In life, Cates was always hopeful, Goff said, and did much to help those in his community. He said Cates also sincerely believed that his service in Iraq was the right thing to do.
"He became a scout to make a difference," Goff said. "He became a Marine to make a difference. He was active in the Toys for Tots program, and he believed that there was hope for the children of Iraq. He was there in the hopes of making a difference."
Cates' stepfather, Phillip Shaw then addressed the assembly, noting that he has a lot of stories about his son, but for the time being, was content to keep them to himself. Shaw said that when Tyler came home on leave, the aroma of Brasso would hang in the air for days after his departure.
"People have asked us if we are bitter," Shaw said. "We are not bitter, absolutely not. This boy in 22 years lived a fuller life than many people do. He was doing what he wanted to do."
Shaw then asked the mourners to say a prayer – not for his son, who he said he knows is in a better place – but for the "brothers" in arms, the soldiers still serving, putting their lives on the line for their country.
Patricia Shaw spoke briefly, noting that her husband had spoken of a lot of the things she and the family were feeling.
"Tyler was my life," she said. "He was my rock."
She said she has asked herself, "why?" in the short time since receiving word of her son's death.
"But don't be sad," she said. "I would like to thank everybody that I could share my son with you."
Cates' young widow, Lisa, then addressed the friends and family gathered to honor her husband's memory. She referred to the circumstances of her husband's death.
"He was shot from a distance by a coward who knew he could not get the best of a United States Marine at closer range," she said.
Before he left, Cates told his wife that he dreamed that he would not make it home from Iraq. In letters and phone calls home, Cates tried to keep up both her spirits and his.
She said it gives her peace to know that her husband had begun to forge a closer relationship with God shortly before his death.
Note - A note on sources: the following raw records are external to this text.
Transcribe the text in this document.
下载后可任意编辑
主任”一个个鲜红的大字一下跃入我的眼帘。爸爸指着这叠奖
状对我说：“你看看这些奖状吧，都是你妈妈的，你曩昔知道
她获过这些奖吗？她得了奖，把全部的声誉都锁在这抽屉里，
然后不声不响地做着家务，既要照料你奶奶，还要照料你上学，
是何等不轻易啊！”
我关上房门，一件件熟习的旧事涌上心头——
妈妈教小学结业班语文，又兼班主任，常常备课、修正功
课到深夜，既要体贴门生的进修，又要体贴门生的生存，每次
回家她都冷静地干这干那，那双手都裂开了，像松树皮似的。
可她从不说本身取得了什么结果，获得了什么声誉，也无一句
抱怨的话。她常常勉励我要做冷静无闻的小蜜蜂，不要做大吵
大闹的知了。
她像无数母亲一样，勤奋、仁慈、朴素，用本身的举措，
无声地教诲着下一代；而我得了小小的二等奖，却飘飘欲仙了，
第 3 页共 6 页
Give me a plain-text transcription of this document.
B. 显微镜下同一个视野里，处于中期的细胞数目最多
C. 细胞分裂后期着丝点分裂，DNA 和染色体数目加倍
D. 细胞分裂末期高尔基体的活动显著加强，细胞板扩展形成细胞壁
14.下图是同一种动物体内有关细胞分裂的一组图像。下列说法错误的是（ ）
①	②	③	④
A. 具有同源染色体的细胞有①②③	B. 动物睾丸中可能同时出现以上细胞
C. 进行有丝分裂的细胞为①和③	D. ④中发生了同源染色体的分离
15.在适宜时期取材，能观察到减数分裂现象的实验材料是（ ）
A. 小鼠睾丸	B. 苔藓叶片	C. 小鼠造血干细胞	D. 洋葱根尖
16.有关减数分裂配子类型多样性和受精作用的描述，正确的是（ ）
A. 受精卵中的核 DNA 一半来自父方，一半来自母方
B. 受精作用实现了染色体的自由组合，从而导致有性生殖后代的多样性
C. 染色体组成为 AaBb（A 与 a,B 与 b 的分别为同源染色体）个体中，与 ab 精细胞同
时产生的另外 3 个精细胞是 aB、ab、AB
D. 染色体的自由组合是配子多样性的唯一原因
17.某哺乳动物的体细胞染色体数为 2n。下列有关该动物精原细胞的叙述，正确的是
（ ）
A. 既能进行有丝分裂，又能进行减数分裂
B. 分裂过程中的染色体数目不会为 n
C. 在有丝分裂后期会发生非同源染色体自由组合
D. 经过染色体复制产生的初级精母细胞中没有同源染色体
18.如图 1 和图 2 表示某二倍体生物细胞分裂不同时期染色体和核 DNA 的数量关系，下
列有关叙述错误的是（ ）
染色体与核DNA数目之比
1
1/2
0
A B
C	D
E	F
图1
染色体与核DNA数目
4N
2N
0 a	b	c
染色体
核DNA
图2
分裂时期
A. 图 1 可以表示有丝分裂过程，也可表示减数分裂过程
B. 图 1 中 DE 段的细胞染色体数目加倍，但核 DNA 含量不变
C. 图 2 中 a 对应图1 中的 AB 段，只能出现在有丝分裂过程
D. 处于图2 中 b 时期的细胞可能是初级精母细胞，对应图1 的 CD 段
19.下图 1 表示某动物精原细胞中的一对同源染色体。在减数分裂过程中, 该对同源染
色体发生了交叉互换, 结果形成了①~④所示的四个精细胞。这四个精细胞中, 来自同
She said he had asked her to send him a "study Bible," so that he could have room to make notes as he read. He never got it.
"Our marriage was way, way too short," she said.
After Lisa concluded her remarks, "The Dance" by Garth Brooks was played.
Cates was awarded the Purple Heart after his death, which was presented to his mother at the conclusion of the ceremony while the "Halls of Montezuma" was played.
A piper played "Amazing Grace" as the long line of mourners filed past Cates' body.
Cates received full military honors, including a 21-gun salute outside the church at the conclusion of the presentation of the American flag to his mother.
As the military pall bearers lifted Cates' coffin and turned, the identification tags that once hung around the young man's neck were seen dangling from the handle of the receptacle. He was escorted to his final rest by a contingent of both Lebanon and Mt. Juliet Police, as well as representatives from the Wilson County Sheriff's Department.